How do babies gain or lose weight? With data!

Growth chartAustin has been on me more than usual recently for not talking about my own research enough. He’s not wrong. I posted a long and complicated paper that I co-authored on Friday that had to do with the social contract and health care reform that begs for some blog posts. I’m going to work on that.

While you wait, here’s a more recent study we published, “The Natural History of Weight Percentile Changes in the First Year of Life“:

The Centers for Disease Control and Prevention and the World Health Organization have published growth curves derived from the z scores of cross-sectional data in children who have become an integral part of pediatrics. Children whose growth curves fall below these curves are said to have failure to thrive. Growth curves may be useful to determine whether a patient’s values are within a normal range, but they do not capture the longitudinal perspective essential for determination of health. We followed up patients longitudinally using a large outpatient electronic medical record to determine changes in weight percentile during their first year of life.

Every parent knows that when their kid goes to to doctor, we plot them on “growth curves” to show that they are growing well. Parents, and doctors, are obsessed with the things. They’re convinced that if their kid starts to “fall off the curve”, then there is a problem.

In fact, some people define dropping two percentile curves in six months to mean that a child has “failure to thrive”. In other words, it needs medical intervention.

What we did in this study was to look at the more than 9000 children in our CHICA EMR who had multiple growth plots in their first year of life. We found that 64% of babies dropped by at least 1 line over a year, and 38% fell by at least 2 lines. Only just over a third stayed the same or increased.

Moreover, 31% decreased two lines in a six-month period and would be diagnosed with “failure to thrive”.

This is important, because parents panic when they are told that their babies aren’t gaining enough weight. They start to over feed them and even supplement their diet with additional calories. I swear to you, the biggest problem in this country is NOT that babies (and kids) aren’t getting enough calories.

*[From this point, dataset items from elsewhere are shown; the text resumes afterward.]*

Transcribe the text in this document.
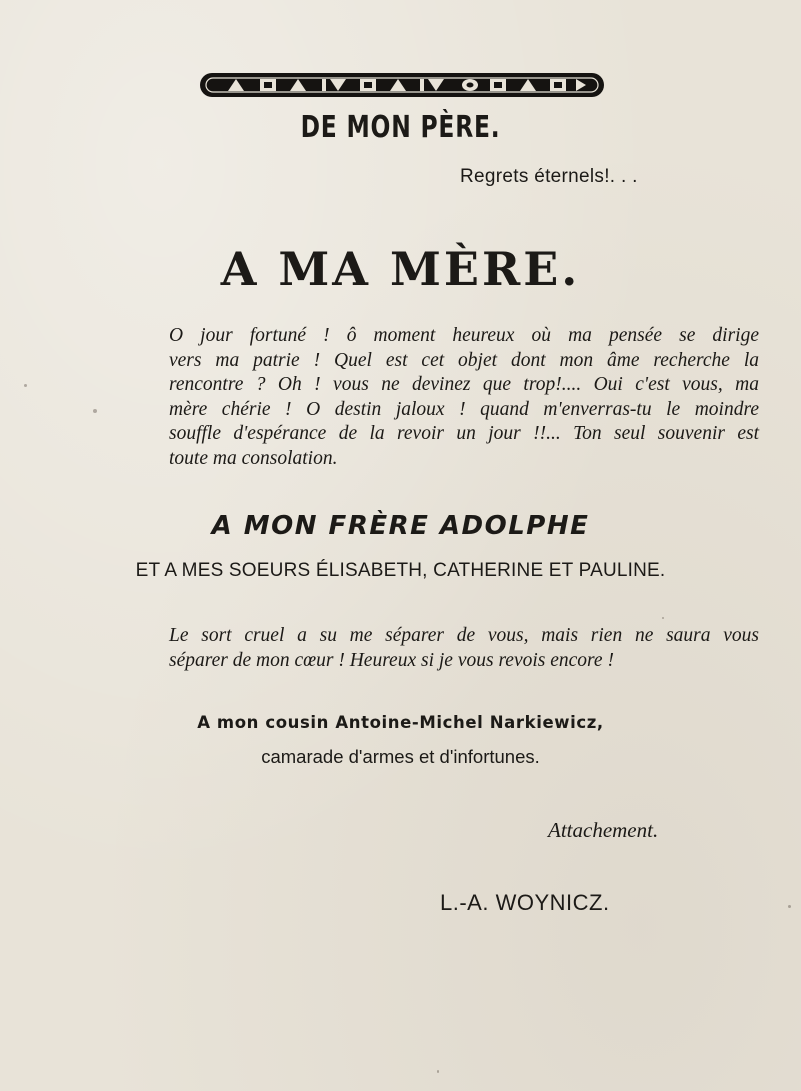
DE MON PÈRE.
Regrets éternels!. . .
A MA MÈRE.
O jour fortuné ! ô moment heureux où ma pensée se dirige
vers ma patrie ! Quel est cet objet dont mon âme recherche la
rencontre ? Oh ! vous ne devinez que trop!.... Oui c'est vous, ma
mère chérie ! O destin jaloux ! quand m'enverras-tu le moindre
souffle d'espérance de la revoir un jour !!... Ton seul souvenir est
toute ma consolation.
A MON FRÈRE ADOLPHE
ET A MES SOEURS ÉLISABETH, CATHERINE ET PAULINE.
Le sort cruel a su me séparer de vous, mais rien ne saura vous
séparer de mon cœur ! Heureux si je vous revois encore !
A mon cousin Antoine-Michel Narkiewicz,
camarade d'armes et d'infortunes.
Attachement.
L.-A. WOYNICZ.
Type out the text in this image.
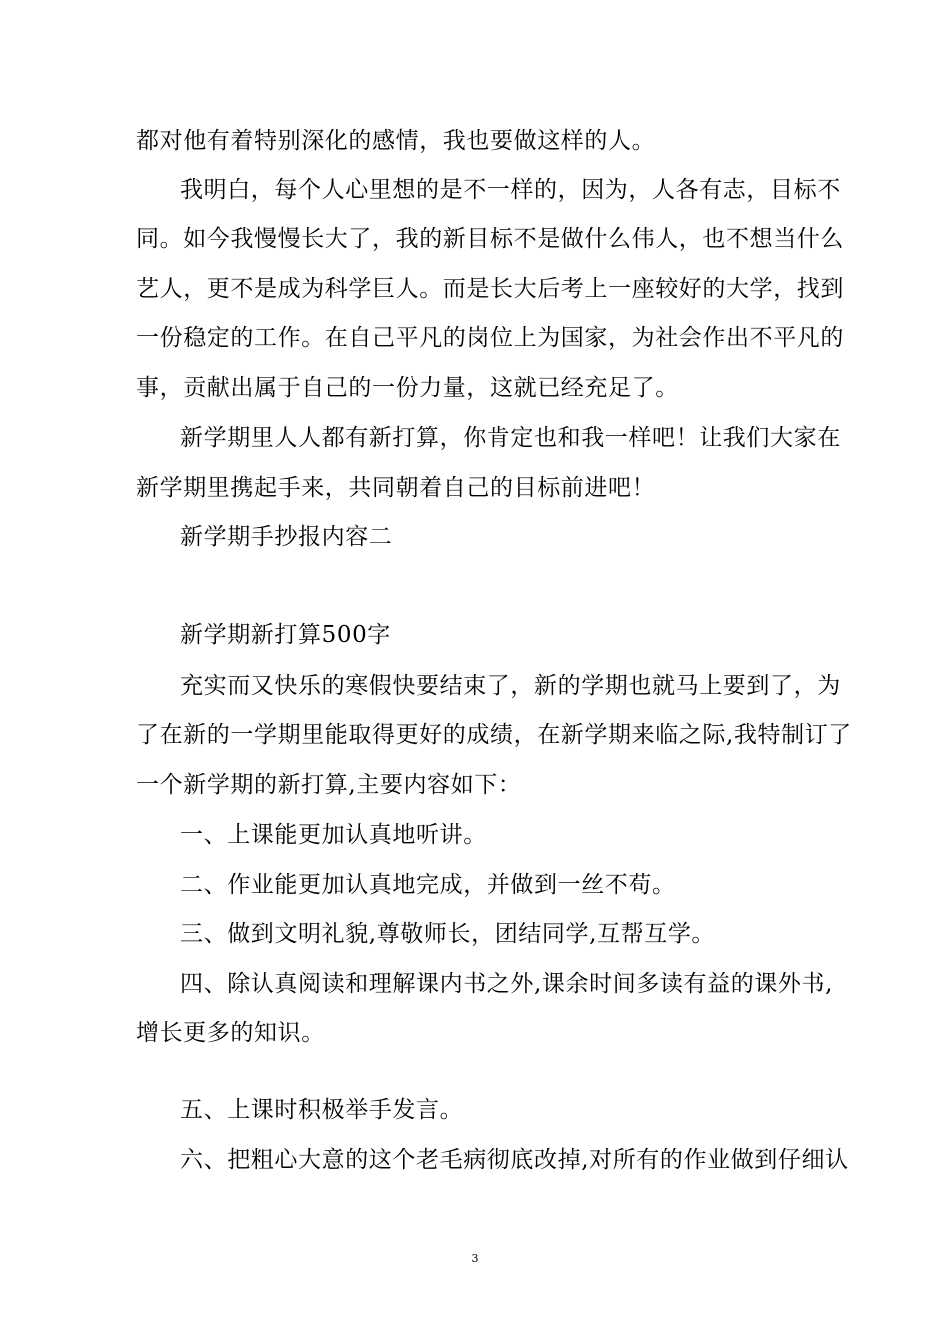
都对他有着特别深化的感情，我也要做这样的人。
我明白，每个人心里想的是不一样的，因为，人各有志，目标不
同。如今我慢慢长大了，我的新目标不是做什么伟人，也不想当什么
艺人，更不是成为科学巨人。而是长大后考上一座较好的大学，找到
一份稳定的工作。在自己平凡的岗位上为国家，为社会作出不平凡的
事，贡献出属于自己的一份力量，这就已经充足了。
新学期里人人都有新打算，你肯定也和我一样吧！让我们大家在
新学期里携起手来，共同朝着自己的目标前进吧！
新学期手抄报内容二
新学期新打算500字
充实而又快乐的寒假快要结束了，新的学期也就马上要到了，为
了在新的一学期里能取得更好的成绩，在新学期来临之际,我特制订了
一个新学期的新打算,主要内容如下：
一、上课能更加认真地听讲。
二、作业能更加认真地完成，并做到一丝不苟。
三、做到文明礼貌,尊敬师长，团结同学,互帮互学。
四、除认真阅读和理解课内书之外,课余时间多读有益的课外书,
增长更多的知识。
五、上课时积极举手发言。
六、把粗心大意的这个老毛病彻底改掉,对所有的作业做到仔细认
3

I doubt this isn’t the cause of the obesity epidemic in this country. But I’ve been railing against how we use “growth charts” in this country for some time. This is part of the reason why. Those charts may tell us that babies are “supposed to ” follow a certain curve, but data and evidence don’t support that belief.

We’ve got another paper that goes even further in taking apart the charts, but it hasn’t been accepted for publication yet. When it’s published, I’ll be sure to write about it.